We need 5 things for a dynamic economic model

1. Controls: what variables are we optimizing, what decisions do the economic agents make?

2. States: What are the variables that change over time and interact with the controls?

3. Payoff: What is the single-period payoff function? What's our reward?

4. Transition equations: How do the state variables evolve over time?

5. Planning horizon: When does our problem terminate?
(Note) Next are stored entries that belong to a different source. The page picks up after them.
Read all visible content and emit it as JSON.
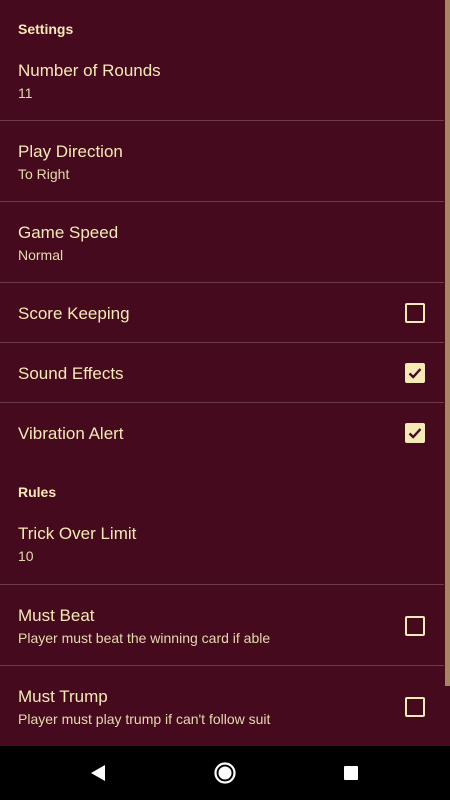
{
  "sections": {
    "settings_header": "Settings",
    "rules_header": "Rules"
  },
  "prefs": {
    "rounds": {
      "title": "Number of Rounds",
      "summary": "11"
    },
    "direction": {
      "title": "Play Direction",
      "summary": "To Right"
    },
    "speed": {
      "title": "Game Speed",
      "summary": "Normal"
    },
    "score": {
      "title": "Score Keeping",
      "checked": false
    },
    "sound": {
      "title": "Sound Effects",
      "checked": true
    },
    "vibration": {
      "title": "Vibration Alert",
      "checked": true
    },
    "trick_limit": {
      "title": "Trick Over Limit",
      "summary": "10"
    },
    "must_beat": {
      "title": "Must Beat",
      "summary": "Player must beat the winning card if able",
      "checked": false
    },
    "must_trump": {
      "title": "Must Trump",
      "summary": "Player must play trump if can't follow suit",
      "checked": false
    }
  },
  "colors": {
    "background": "#460A1E",
    "text": "#F6E9B8",
    "scrollbar": "#A98462",
    "navbar": "#000000"
  },
  "icons": {
    "checkbox_checked": "check-icon",
    "nav_back": "back-triangle-icon",
    "nav_home": "home-circle-icon",
    "nav_recents": "recents-square-icon"
  }
}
Never? 100 years?

---

# Two types of solutions

Dynamic problems can generally be solved in two ways

.hi-blue[Open-loop:] treat the model as a sequence of static optimization problems solved simultaneously

- Transitions act as constraints
- Ends up being just a potentially giant (but simple) non-linear optimization problem
- Drawback: solutions will be just a function of time so we can't introduce uncertainty, strategic behavior, etc

---

# Two types of solutions

.hi-blue[Feedback:] treat the model as a single-period optimization problem with the immediate payoff and the *continuation value*

- Yields a solution that is a function of states
- Permits uncertainty, game structures
- Drawback: need to solve for the continuation value function

---

# Markov chains

Dynamic models in economic models are typically .hi-blue[Markovian]
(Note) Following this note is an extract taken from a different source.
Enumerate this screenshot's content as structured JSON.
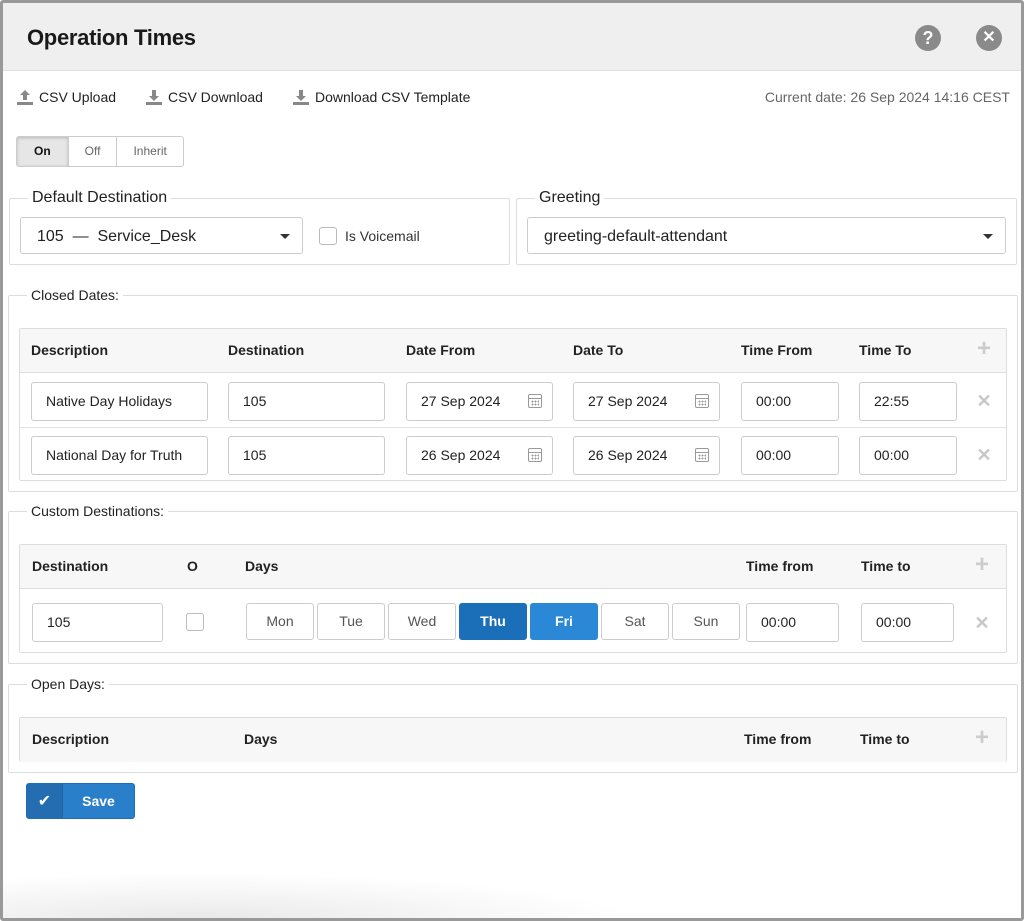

A stochastic process `$\{x_t\}$` is said to have the .hi-blue[Markov property] if for all `$k\geq1$` and all `$t$`
`$$Prob(x_{t+1}|x_t,x_{t-1},...,x_{t-k}) = Prob(x_{t+1}|x_t)$$`

The distribution of the next vector in the sequence (i.e. the distribution of next period's state) is a function of only the current vector (state)

The Markov property is necessary for the feedback representation

---

# Markov chains

We characterize stochastic state transitions with .hi-blue[Markov chains]

A Markov chain is characterized by: 
1. `$n$`-dimensional state space with vectors `$e_i$`, `$i=1,...,n$` where `$e_i$` is an `$n \times 1$` unit vector whose `$i$`th entry is 1 and all others are 0
2. An `$n \times n$` *transition matrix* `$P$` which captures the probability of transitioning from one point of the state space to another point of the state space next period
3. `$n \times 1$` vector `$\pi_0$` whose `$i$`th value is the probability of being in state `$i$` at time 0: `$\pi_{0i} = \text{Prob}(x_0 = e_i)$`

---

# Markov chains

`$P$` is given by
`$$P_{ij} = \text{Prob}(x_{t+1} = e_j|x_t = e_i)$$`

We need one assumption:
- For `$i=1,..,n$`, `$\sum_{j=1}^n P_{ij} = 1$` and `$\pi_0$` satisfies: `$\sum_{i=1}^n \pi_{0i} = 1$`

---

# Markov chains

Nice property of Markov chains:  
We can use `$P$` to determine the probability of moving to another state in *two* periods by `$P^2$` since
`\begin{align}
&\text{Prob}(x_{t+2} = e_j|x_t = e_i) \notag\\
&= \sum_{h=1}^n \text{Prob}(x_{t+2} = e_j|x_{t+1} = e_h)\text{Prob}(x_{t+1} = e_h|x_t = e_i) \notag\\
&= \sum_{h=1}^n P_{ih}P_{hj} = P_{ij}^2 \notag
\end{align}`

iterate on this to show that
`$$\text{Prob}(x_{t+k}=e_j|x_t=e_i) = P_{ij}^k$$`

---

# Dynamic programming

Start with a general sequential problem to set up the basic recursive/feedback dynamic optimization problem

Let `$\beta \in (0,1)$`, the economic agent selects a sequence of controls, `$\{u_t\}_{t=0}^\infty$` to maximize
`$$\sum_{t=0}^\infty \beta^t r(x_t,u_t)$$`
subject to `$x_{t+1} = g(x_t,u_t)$` and with `$x_0$` given

---

# Dynamic programming

Assume `$r$` is concave, continuously differentiable, and the state space is convex and compact

We want to recover a *policy function* `$h$` which maps the current state `$x_t$` into the current control `$u_t$`, such that the sequence `$\{u_s\}_{s=0}^\infty$` generated by iterating
`\begin{gather}
	u_t = h(x_t) \notag\\
	x_{t+1} = g(x_t,u_t), \notag
\end{gather}`
starting from `$x_0$`, solves our original optimization problem

---

# Value functions

Consider a function `$V(x)$`, the .hi-blue[continuation value function] where
`$$V(x_0) = \max_{\{u_s\}_{s=0}^\infty} \sum_{t=0}^\infty \beta^t r(x_t,u_t)$$`
subject to the transition equation: `$x_{t+1} = g(x_t,u_t)$`

The value function defines the maximum value of our original problem as a function of the state

---

# Value functions

Suppose we know `$V(x)$`, then we can solve for the policy function `$h$` by solving for each `$x \in X$`
$$\max_u r(x,u) + \beta V(x') $$
where `$x' = g(x,u)$` and primes on state variables indicate next period

Conditional on having `$V(x)$` we can solve our dynamic programming problem

Instead of solving for an infinite dimensional set of policies, we instead find the `$V(x)$` and `$h$` that solves the continuum maximization problems, where there is a unique maximization problem for each `$x$`

This is often easier

---

# Bellman equations

.hi-blue[Issue:] How do we know `$V(x)$` when it depends on future (optimized) actions?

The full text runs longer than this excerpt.